Like so many of our churches, that of the Annunciation, the parish church of Balzan, is a depository of various works of art.
The renowned Emvin Cremona’s painting of the Annunciation, dating back to 1957, is currently undergoing restoration. A worthy fundraising exercise in aid of this project was the concert presented recently by the New Choral Singers directed by Robert Calleja.
Calleja said in his introduction that the programme was purposely meant to be of a relaxing and reflective nature and that it certainly was.
This choral group is worthy of the reputation it has established as one of the country’s leading choirs. Hardly anything is left to chance and theirs is a disciplined compact body of singers whose cohesion and balance are pretty outstanding. This made it rather surprising that during the Bach/Gounod Ave Maria, the sopranos did not sound as polished as they should and could have been.

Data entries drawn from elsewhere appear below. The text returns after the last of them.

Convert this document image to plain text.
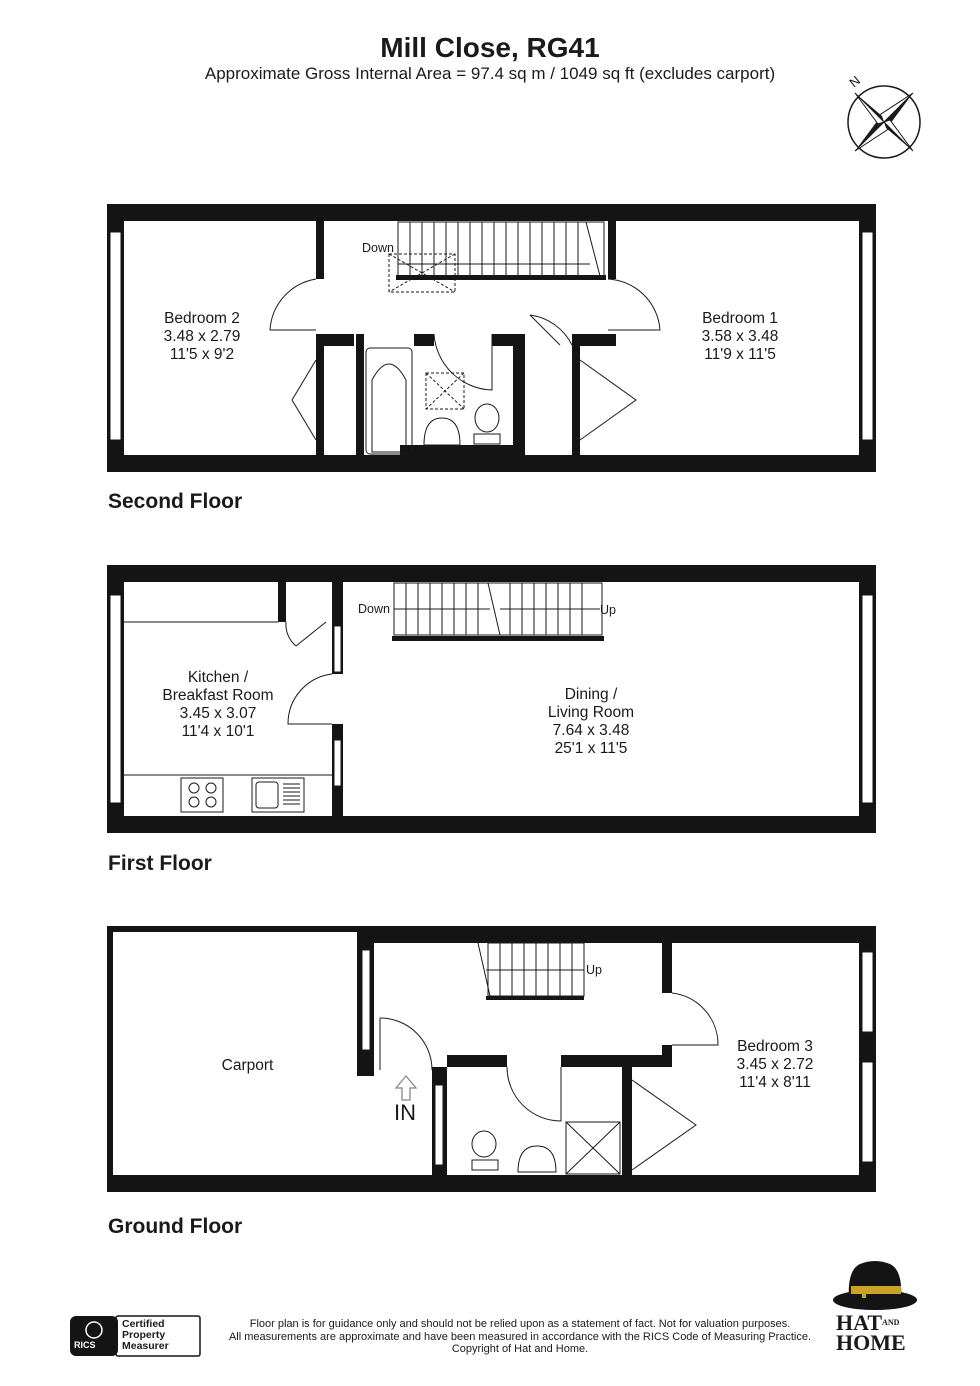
Mill Close, RG41
Approximate Gross Internal Area = 97.4 sq m / 1049 sq ft (excludes carport)
Down
Bedroom 2
3.48 x 2.79
11'5 x 9'2
Bedroom 1
3.58 x 3.48
11'9 x 11'5
Second Floor
Down	Up
Kitchen /
Breakfast Room
3.45 x 3.07
11'4 x 10'1
Dining /
Living Room
7.64 x 3.48
25'1 x 11'5
First Floor
Up
Carport
IN
Bedroom 3
3.45 x 2.72
11'4 x 8'11
Ground Floor
N
RICS
Certified
Property
Measurer
Floor plan is for guidance only and should not be relied upon as a statement of fact. Not for valuation purposes.
All measurements are approximate and have been measured in accordance with the RICS Code of Measuring Practice.
Copyright of Hat and Home.
$HAT^{AND}$
HOME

Otherwise the evening was, for the choir, plain-sailing, as they adapted to change of style and idiom as effortlessly as possible.

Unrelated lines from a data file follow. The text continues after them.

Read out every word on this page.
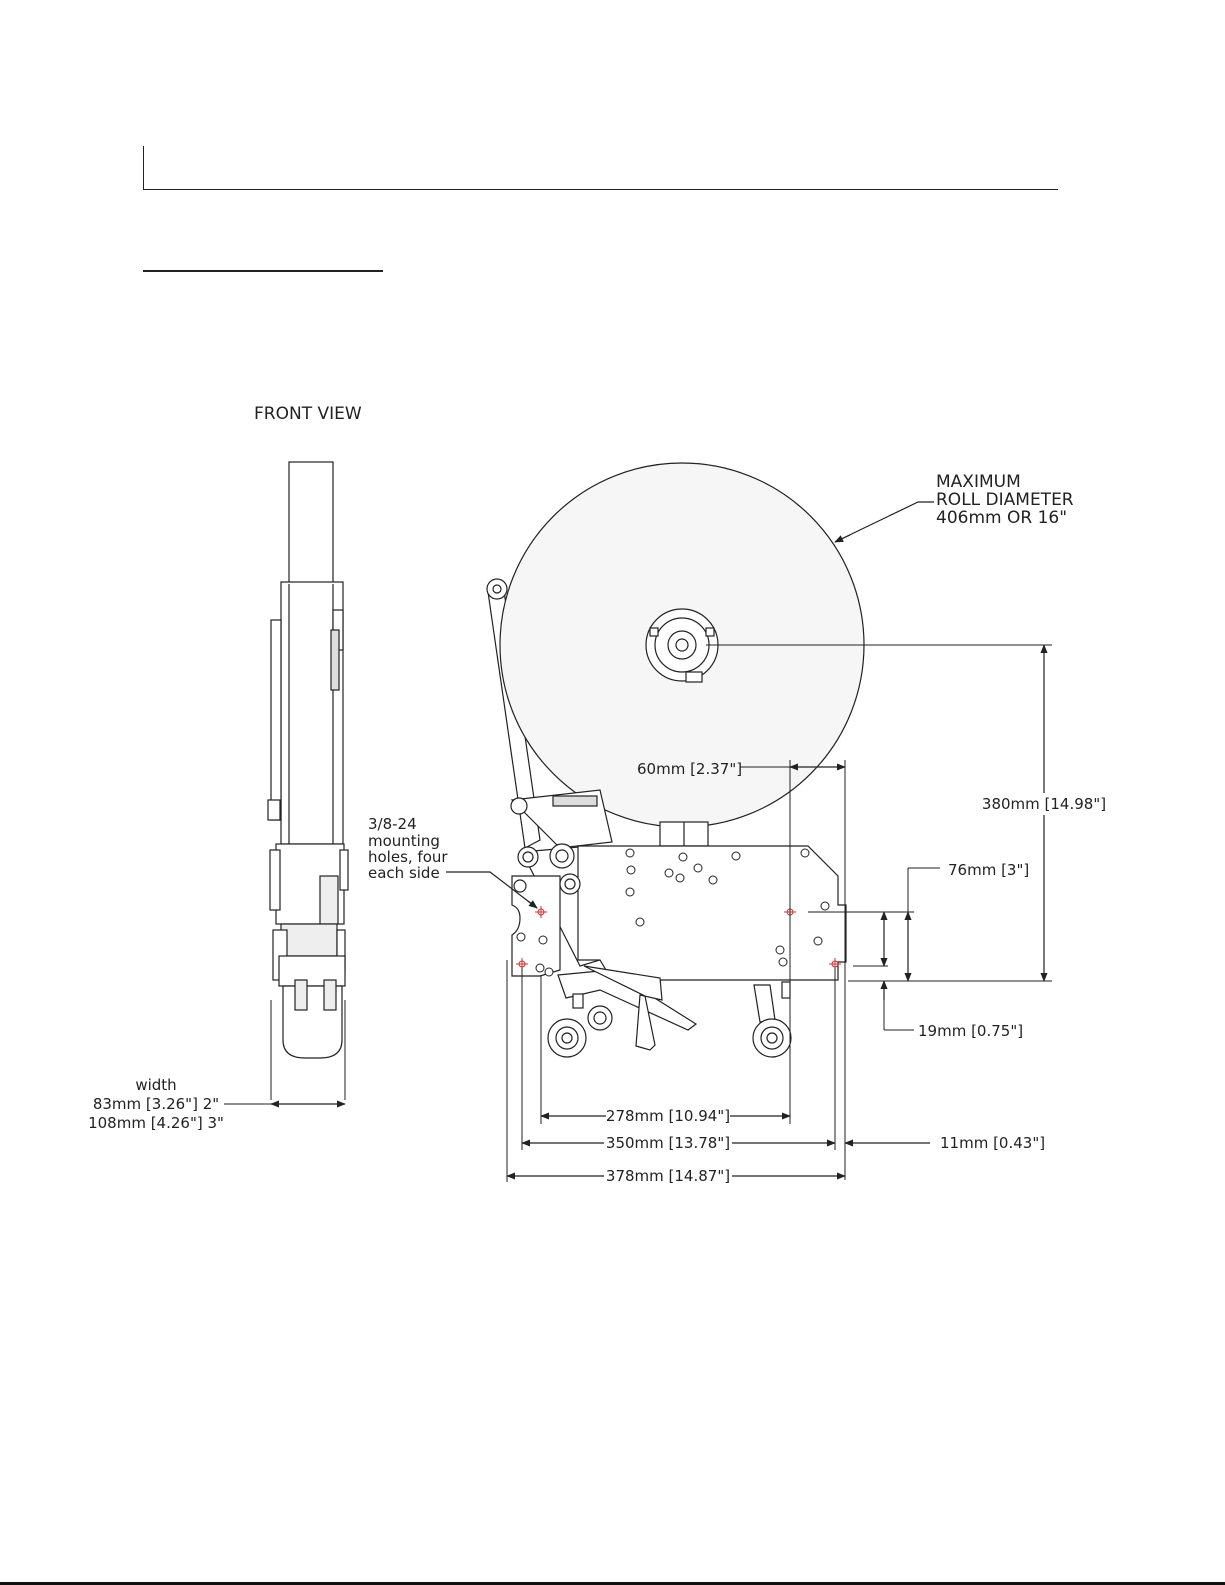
FRONT VIEW
width
83mm [3.26"] 2"
108mm [4.26"] 3"
60mm [2.37"]
380mm [14.98"]
76mm [3"]
19mm [0.75"]
278mm [10.94"]
350mm [13.78"]	11mm [0.43"]
378mm [14.87"]
MAXIMUM
ROLL DIAMETER
406mm OR 16"
3/8-24
mounting
holes, four
each side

Unaccompanied singing, as in Palestrina’s Sicut Cervus, with the choir alone and exposed, provides proof of the choir’s worthiness.
There were so many well-rendered works that it is difficult to single out the best ones. Riz Ortolani’s Fratello Sole, Sorella Luna comes to mind, as do Goodall’ s The Lord is my Shepherd, redolent with hopeful fervour and the relaxing You Are the Peace of all Things Calm. The less familiar setting of the Ave Verum by Elgar and the traditional Amazing Grace, together with Strommen’s Light a Candle, also deserve a mention.

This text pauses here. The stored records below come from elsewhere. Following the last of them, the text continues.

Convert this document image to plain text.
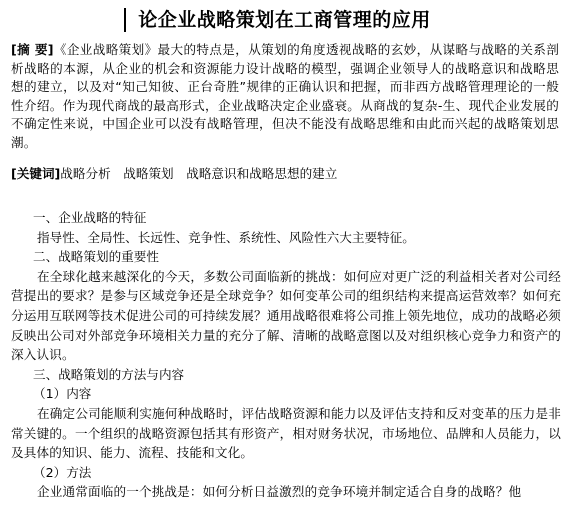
论企业战略策划在工商管理的应用
[摘 要]《企业战略策划》最大的特点是，从策划的角度透视战略的玄妙，从谋略与战略的关系剖析战略的本源，从企业的机会和资源能力设计战略的模型，强调企业领导人的战略意识和战略思想的建立，以及对“知己知彼、正台奇胜”规律的正确认识和把握，而非西方战略管理理论的一般性介绍。作为现代商战的最高形式，企业战略决定企业盛衰。从商战的复杂-生、现代企业发展的不确定性来说，中国企业可以没有战略管理，但决不能没有战略思维和由此而兴起的战略策划思潮。
[关键词]战略分析　战略策划　战略意识和战略思想的建立

一、企业战略的特征

指导性、全局性、长远性、竞争性、系统性、风险性六大主要特征。

二、战略策划的重要性

在全球化越来越深化的今天，多数公司面临新的挑战：如何应对更广泛的利益相关者对公司经营提出的要求？是参与区域竞争还是全球竞争？如何变革公司的组织结构来提高运营效率？如何充分运用互联网等技术促进公司的可持续发展？通用战略很难将公司推上领先地位，成功的战略必须反映出公司对外部竞争环境相关力量的充分了解、清晰的战略意图以及对组织核心竞争力和资产的深入认识。

三、战略策划的方法与内容

（1）内容

在确定公司能顺利实施何种战略时，评估战略资源和能力以及评估支持和反对变革的压力是非常关键的。一个组织的战略资源包括其有形资产，相对财务状况，市场地位、品牌和人员能力，以及具体的知识、能力、流程、技能和文化。

（2）方法

企业通常面临的一个挑战是：如何分析日益激烈的竞争环境并制定适合自身的战略？他
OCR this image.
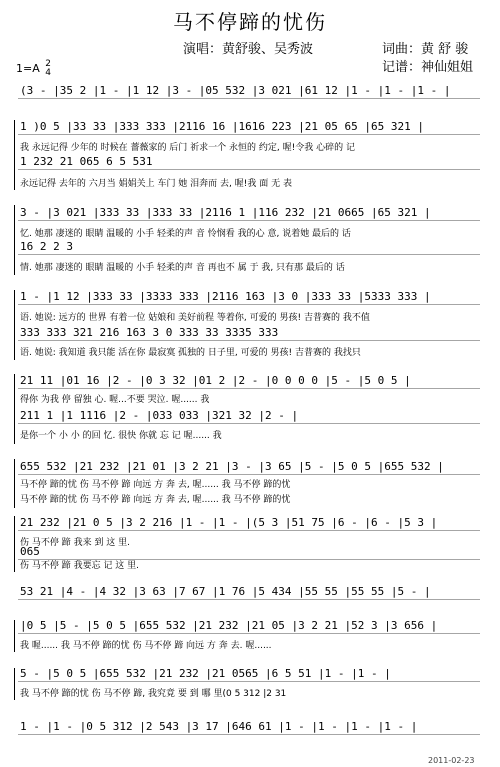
马不停蹄的忧伤
演唱：黄舒骏、吴秀波	词曲：黄 舒 骏
记谱：神仙姐姐
1=A 2
4
(3 - |35 2 |1 - |1 12 |3 - |05 532 |3 021 |61 12 |1 - |1 - |1 - |
1 )0 5 |33 33 |333 333 |2116 16 |1616 223 |21 05 65 |65 321 |
我 永远记得 少年的 时候在 薔薇家的 后门 祈求一个 永恒的 约定, 喔!令我 心碎的 记
1 232 21 065 6 5 531
永远记得 去年的 六月当 娟娟关上 车门 她 泪奔而 去, 喔!我 面 无 表
3 - |3 021 |333 33 |333 33 |2116 1 |116 232 |21 0665 |65 321 |
忆. 她那 凄迷的 眼睛 温暖的 小手 轻柔的声 音 怜悯看 我的心 意, 说着她 最后的 话
16 2 2 3
情. 她那 凄迷的 眼睛 温暖的 小手 轻柔的声 音 再也不 属 于 我, 只有那 最后的 话
1 - |1 12 |333 33 |3333 333 |2116 163 |3 0 |333 33 |5333 333 |
语. 她说: 远方的 世界 有着一位 姑娘和 美好前程 等着你, 可爱的 男孩! 吉普赛的 我不值
333 333 321 216 163 3 0 333 33 3335 333
语. 她说: 我知道 我只能 活在你 最寂寞 孤独的 日子里, 可爱的 男孩! 吉普赛的 我找只
21 11 |01 16 |2 - |0 3 32 |01 2 |2 - |0 0 0 0 |5 - |5 0 5 |
得你 为我 停 留独 心. 喔...不要 哭泣. 喔...... 我
211 1 |1 1116 |2 - |033 033 |321 32 |2 - |
是你一个 小 小 的回 忆. 很快 你就 忘 记 喔...... 我
655 532 |21 232 |21 01 |3 2 21 |3 - |3 65 |5 - |5 0 5 |655 532 |
马不停 蹄的忧 伤 马不停 蹄 向远 方 奔 去, 喔...... 我 马不停 蹄的忧
马不停 蹄的忧 伤 马不停 蹄 向远 方 奔 去, 喔...... 我 马不停 蹄的忧
21 232 |21 0 5 |3 2 216 |1 - |1 - |(5 3 |51 75 |6 - |6 - |5 3 |
伤 马不停 蹄 我来 到 这 里.
065
伤 马不停 蹄 我要忘 记 这 里.
53 21 |4 - |4 32 |3 63 |7 67 |1 76 |5 434 |55 55 |55 55 |5 - |
|0 5 |5 - |5 0 5 |655 532 |21 232 |21 05 |3 2 21 |52 3 |3 656 |
我 喔...... 我 马不停 蹄的忧 伤 马不停 蹄 向远 方 奔 去. 喔......
5 - |5 0 5 |655 532 |21 232 |21 0565 |6 5 51 |1 - |1 - |
我 马不停 蹄的忧 伤 马不停 蹄, 我究竟 要 到 哪 里(0 5 312 |2 31
1 - |1 - |0 5 312 |2 543 |3 17 |646 61 |1 - |1 - |1 - |1 - |
2011-02-23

Mezzo-soprano Alexandra Scicluna was guest soloist and sang Franck’s Panis Angelicus, with the choir joining in for the second half of this exquisite work. Knowing how much the singer’s voice has improved of late, her rendering of this work was a bit disappointing.
The voice seemed rather unsettled and only comfortable in the lower reaches. However, there was a marked change for the better in the Ave Maria by William Gomez, which Scicluna sang with great conviction and in very good form. Switching to a different style, she was no less accomplished in Gounod’s O Divine Redeemer.
The choir ended the concert in a suitably jubilant mood by singing Pitoni’s Cantate Domino in which once again they provided the best in a cappella singing. The evening’s able accompanists were Irina Fedcenko-Carbonaro during the first half, with Shirley Helleur in the second half.